How to successfully build or repair credit with a personal loan
Don’t worsen your credit problems by making these common mistakes:
- Using the loan proceeds for the wrong reasons. You want to reduce your debt loan and improve your credit, not take a vacation to Las Vegas.
- Borrowing too much. Borrowing costs money, so the more you borrow, the more it costs. And borrowing to the extent that you can’t repay your loan on time every single month will likely backfire.
- Running your credit card balances up after paying them off. That’s probably the most damaging and the most common mistake consumers make when they consolidate debt with a personal loan. If you have any doubt at all about your fiscal discipline, see a credit counselor, not a lender.
- Taking out a personal loan without shopping rates and terms. Interest rates for personal loans vary widely among providers, and the money you save on interest could go towards repaying your debt sooner. You can shop for the best personal loan rates right here.
- Taking on an unaffordable payment. Before borrowing, know your total monthly debt payments. Most personal finance experts recommend that you don’t spend more than 36% of your gross monthly income on your debt payments, including housing, student loans, car payments and credit cards (but not living expenses like food and utilities).
Alternative ways to build or repair credit
While a personal loan can be a great tool for building or repairing credit, there are other options.
- Secured credit card. Secured credit card issuers require you to deposit a sum with them to cover some or even all of your desired credit limit. Make sure that you choose one with reasonable fees and that the company reports your history to all three bureaus (Equifax, Experian and TransUnion).
- Peer-to-peer (P2P) loan. Some P2P lenders specialize in making loans to borrowers with limited credit history and even borrowers with poor credit. Pay on time and make sure that your lender reports to all three bureaus.
- Secured installment loans. Auto lenders, for instance can be more forgiving than personal loan providers because they are often affiliated with the auto sellers, and because auto loans are secured by the vehicles they finance, making them less risky.
How personal loans repair credit
To recap, personal loans can repair credit if your main problem is a “thin file,” a short or limited credit history.

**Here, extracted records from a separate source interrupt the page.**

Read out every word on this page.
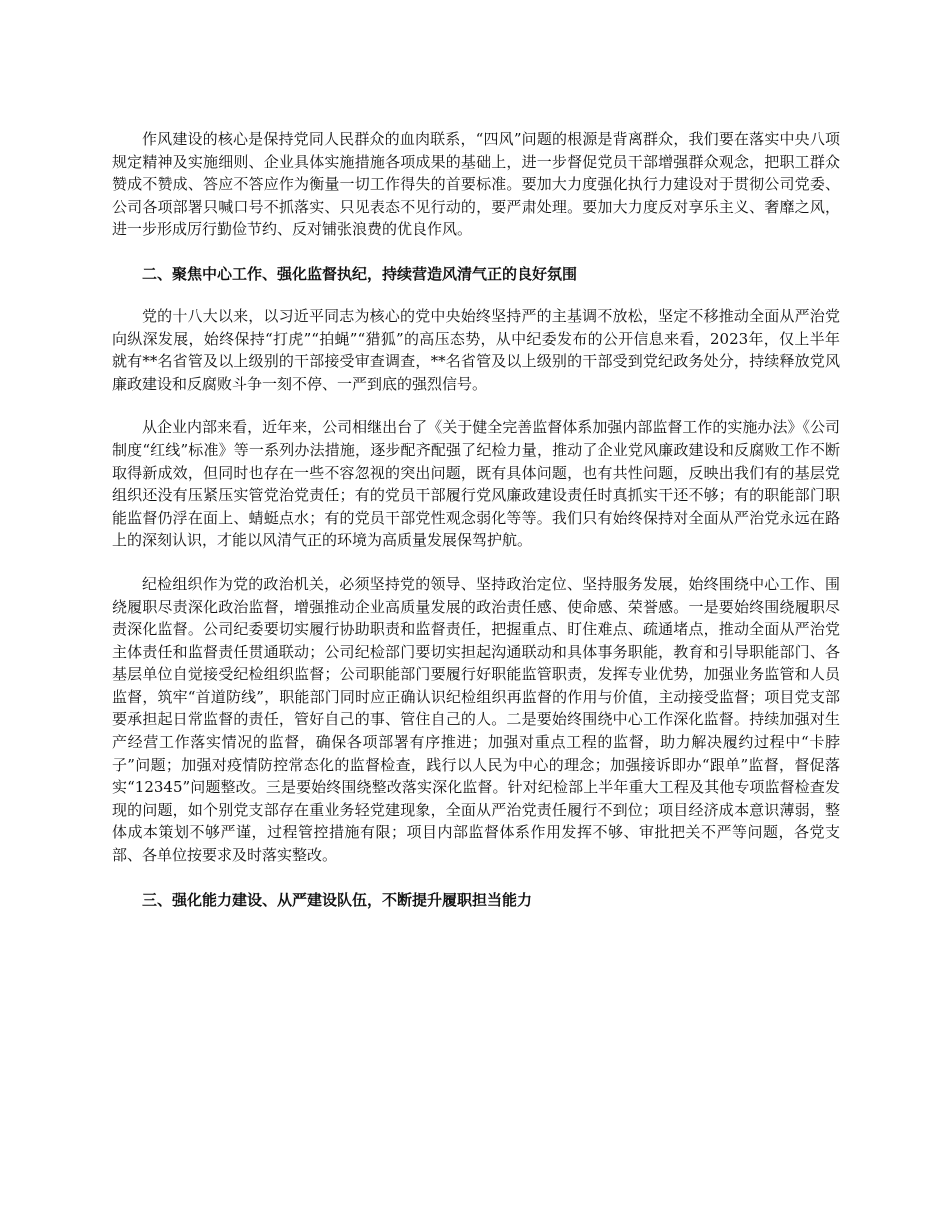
作风建设的核心是保持党同人民群众的血肉联系，“四风”问题的根源是背离群众，我们要在落实中央八项规定精神及实施细则、企业具体实施措施各项成果的基础上，进一步督促党员干部增强群众观念，把职工群众赞成不赞成、答应不答应作为衡量一切工作得失的首要标准。要加大力度强化执行力建设对于贯彻公司党委、公司各项部署只喊口号不抓落实、只见表态不见行动的，要严肃处理。要加大力度反对享乐主义、奢靡之风，进一步形成厉行勤俭节约、反对铺张浪费的优良作风。

二、聚焦中心工作、强化监督执纪，持续营造风清气正的良好氛围

党的十八大以来，以习近平同志为核心的党中央始终坚持严的主基调不放松，坚定不移推动全面从严治党向纵深发展，始终保持“打虎”“拍蝇”“猎狐”的高压态势，从中纪委发布的公开信息来看，2023年，仅上半年就有**名省管及以上级别的干部接受审查调查，**名省管及以上级别的干部受到党纪政务处分，持续释放党风廉政建设和反腐败斗争一刻不停、一严到底的强烈信号。

从企业内部来看，近年来，公司相继出台了《关于健全完善监督体系加强内部监督工作的实施办法》《公司制度“红线”标准》等一系列办法措施，逐步配齐配强了纪检力量，推动了企业党风廉政建设和反腐败工作不断取得新成效，但同时也存在一些不容忽视的突出问题，既有具体问题，也有共性问题，反映出我们有的基层党组织还没有压紧压实管党治党责任；有的党员干部履行党风廉政建设责任时真抓实干还不够；有的职能部门职能监督仍浮在面上、蜻蜓点水；有的党员干部党性观念弱化等等。我们只有始终保持对全面从严治党永远在路上的深刻认识，才能以风清气正的环境为高质量发展保驾护航。

纪检组织作为党的政治机关，必须坚持党的领导、坚持政治定位、坚持服务发展，始终围绕中心工作、围绕履职尽责深化政治监督，增强推动企业高质量发展的政治责任感、使命感、荣誉感。一是要始终围绕履职尽责深化监督。公司纪委要切实履行协助职责和监督责任，把握重点、盯住难点、疏通堵点，推动全面从严治党主体责任和监督责任贯通联动；公司纪检部门要切实担起沟通联动和具体事务职能，教育和引导职能部门、各基层单位自觉接受纪检组织监督；公司职能部门要履行好职能监管职责，发挥专业优势，加强业务监管和人员监督，筑牢“首道防线”，职能部门同时应正确认识纪检组织再监督的作用与价值，主动接受监督；项目党支部要承担起日常监督的责任，管好自己的事、管住自己的人。二是要始终围绕中心工作深化监督。持续加强对生产经营工作落实情况的监督，确保各项部署有序推进；加强对重点工程的监督，助力解决履约过程中“卡脖子”问题；加强对疫情防控常态化的监督检查，践行以人民为中心的理念；加强接诉即办“跟单”监督，督促落实“12345”问题整改。三是要始终围绕整改落实深化监督。针对纪检部上半年重大工程及其他专项监督检查发现的问题，如个别党支部存在重业务轻党建现象，全面从严治党责任履行不到位；项目经济成本意识薄弱，整体成本策划不够严谨，过程管控措施有限；项目内部监督体系作用发挥不够、审批把关不严等问题，各党支部、各单位按要求及时落实整改。

三、强化能力建设、从严建设队伍，不断提升履职担当能力
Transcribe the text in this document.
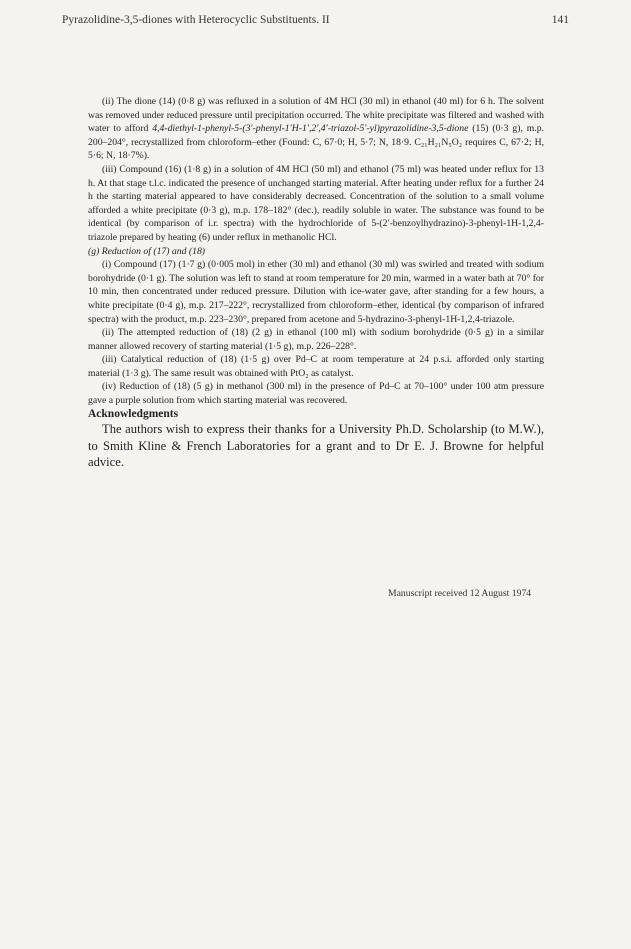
Pyrazolidine-3,5-diones with Heterocyclic Substituents. II	141

(ii) The dione (14) (0·8 g) was refluxed in a solution of 4M HCl (30 ml) in ethanol (40 ml) for 6 h. The solvent was removed under reduced pressure until precipitation occurred. The white precipitate was filtered and washed with water to afford 4,4-diethyl-1-phenyl-5-(3′-phenyl-1′H-1′,2′,4′-triazol-5′-yl)pyrazolidine-3,5-dione (15) (0·3 g), m.p. 200–204°, recrystallized from chloroform–ether (Found: C, 67·0; H, 5·7; N, 18·9. C₂₁H₂₁N₅O₂ requires C, 67·2; H, 5·6; N, 18·7%).

(iii) Compound (16) (1·8 g) in a solution of 4M HCl (50 ml) and ethanol (75 ml) was heated under reflux for 13 h. At that stage t.l.c. indicated the presence of unchanged starting material. After heating under reflux for a further 24 h the starting material appeared to have considerably decreased. Concentration of the solution to a small volume afforded a white precipitate (0·3 g), m.p. 178–182° (dec.), readily soluble in water. The substance was found to be identical (by comparison of i.r. spectra) with the hydrochloride of 5-(2′-benzoylhydrazino)-3-phenyl-1H-1,2,4-triazole prepared by heating (6) under reflux in methanolic HCl.

(g) Reduction of (17) and (18)

(i) Compound (17) (1·7 g) (0·005 mol) in ether (30 ml) and ethanol (30 ml) was swirled and treated with sodium borohydride (0·1 g). The solution was left to stand at room temperature for 20 min, warmed in a water bath at 70° for 10 min, then concentrated under reduced pressure. Dilution with ice-water gave, after standing for a few hours, a white precipitate (0·4 g), m.p. 217–222°, recrystallized from chloroform–ether, identical (by comparison of infrared spectra) with the product, m.p. 223–230°, prepared from acetone and 5-hydrazino-3-phenyl-1H-1,2,4-triazole.

(ii) The attempted reduction of (18) (2 g) in ethanol (100 ml) with sodium borohydride (0·5 g) in a similar manner allowed recovery of starting material (1·5 g), m.p. 226–228°.

(iii) Catalytical reduction of (18) (1·5 g) over Pd–C at room temperature at 24 p.s.i. afforded only starting material (1·3 g). The same result was obtained with PtO₂ as catalyst.

(iv) Reduction of (18) (5 g) in methanol (300 ml) in the presence of Pd–C at 70–100° under 100 atm pressure gave a purple solution from which starting material was recovered.

Acknowledgments

The authors wish to express their thanks for a University Ph.D. Scholarship (to M.W.), to Smith Kline & French Laboratories for a grant and to Dr E. J. Browne for helpful advice.

Manuscript received 12 August 1974
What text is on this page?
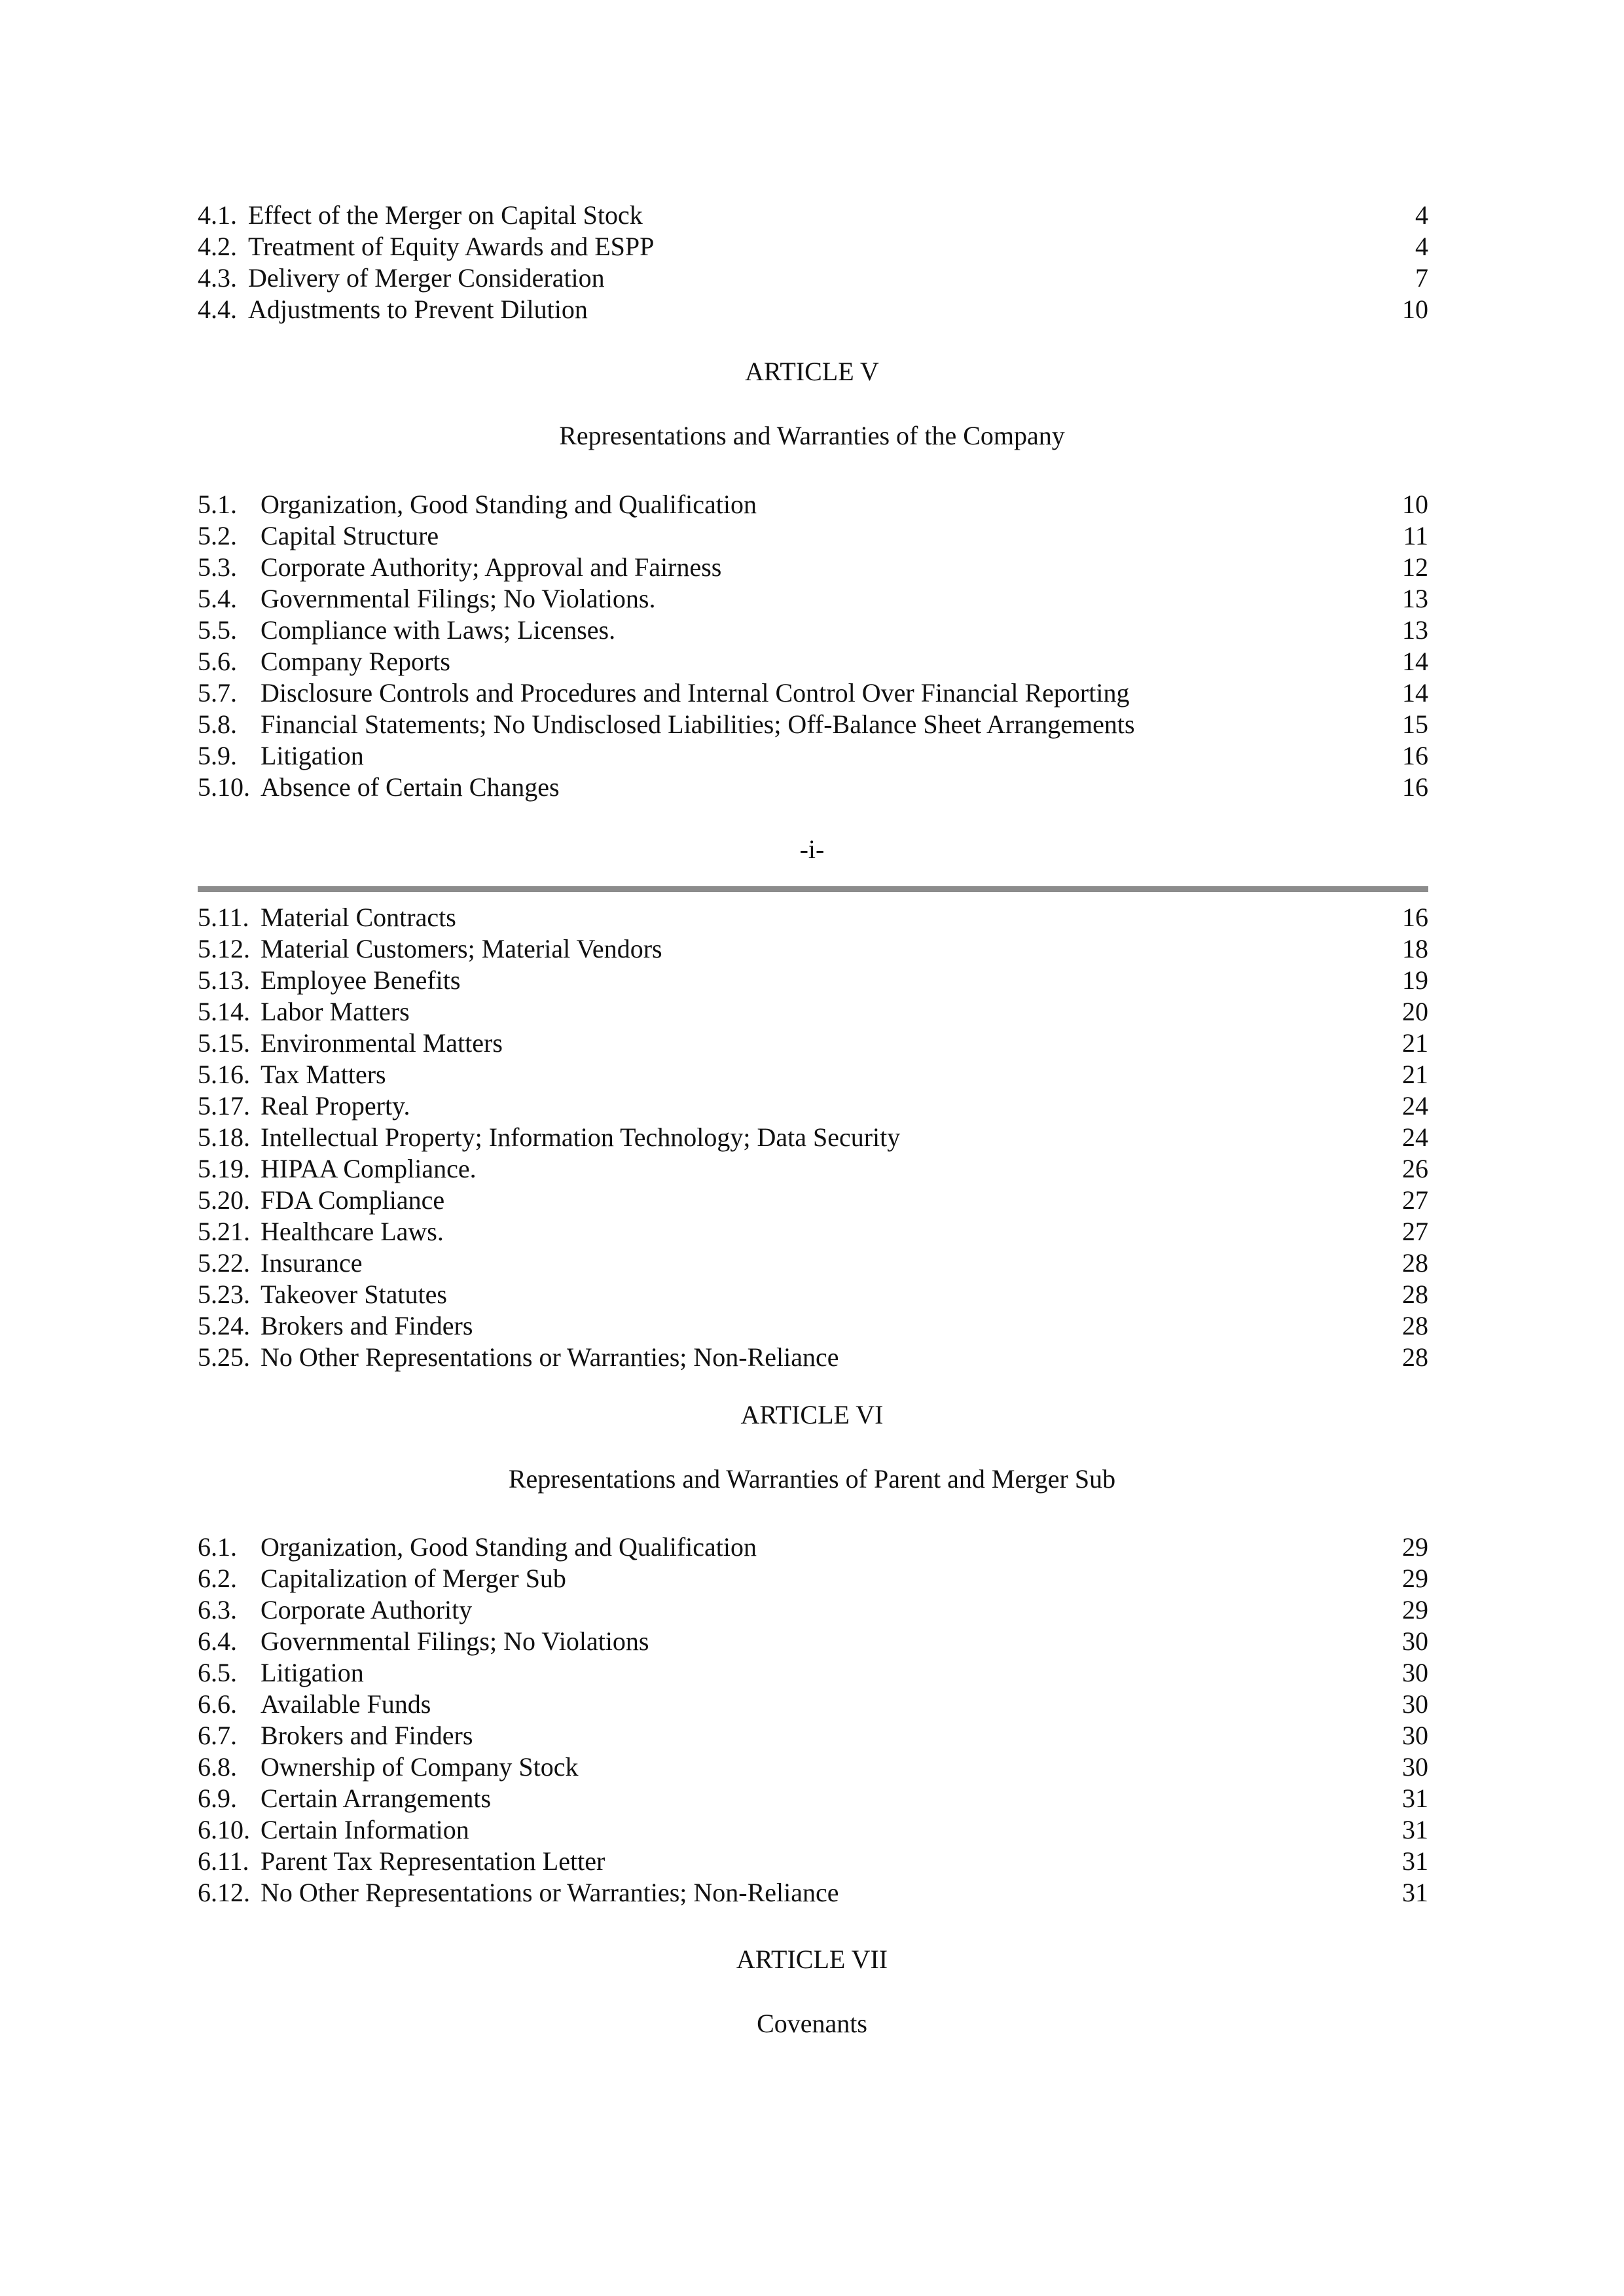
4.1. Effect of the Merger on Capital Stock	4
4.2. Treatment of Equity Awards and ESPP	4
4.3. Delivery of Merger Consideration	7
4.4. Adjustments to Prevent Dilution	10
ARTICLE V
Representations and Warranties of the Company
5.1. Organization, Good Standing and Qualification	10
5.2. Capital Structure	11
5.3. Corporate Authority; Approval and Fairness	12
5.4. Governmental Filings; No Violations.	13
5.5. Compliance with Laws; Licenses.	13
5.6. Company Reports	14
5.7. Disclosure Controls and Procedures and Internal Control Over Financial Reporting	14
5.8. Financial Statements; No Undisclosed Liabilities; Off-Balance Sheet Arrangements	15
5.9. Litigation	16
5.10. Absence of Certain Changes	16
-i-
5.11. Material Contracts	16
5.12. Material Customers; Material Vendors	18
5.13. Employee Benefits	19
5.14. Labor Matters	20
5.15. Environmental Matters	21
5.16. Tax Matters	21
5.17. Real Property.	24
5.18. Intellectual Property; Information Technology; Data Security	24
5.19. HIPAA Compliance.	26
5.20. FDA Compliance	27
5.21. Healthcare Laws.	27
5.22. Insurance	28
5.23. Takeover Statutes	28
5.24. Brokers and Finders	28
5.25. No Other Representations or Warranties; Non-Reliance	28
ARTICLE VI
Representations and Warranties of Parent and Merger Sub
6.1. Organization, Good Standing and Qualification	29
6.2. Capitalization of Merger Sub	29
6.3. Corporate Authority	29
6.4. Governmental Filings; No Violations	30
6.5. Litigation	30
6.6. Available Funds	30
6.7. Brokers and Finders	30
6.8. Ownership of Company Stock	30
6.9. Certain Arrangements	31
6.10. Certain Information	31
6.11. Parent Tax Representation Letter	31
6.12. No Other Representations or Warranties; Non-Reliance	31
ARTICLE VII
Covenants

They can help you improve your score by adding good repayment history, by allowing you to negotiate collections and other derogatory items off of your report, by improving your mix of credit and lowering your credit utilization.
If your credit problems are too big for a personal loan to handle, or if you lack the discipline needed to repay your debt and not run it back up, you need more serious financial help than a personal loan can offer.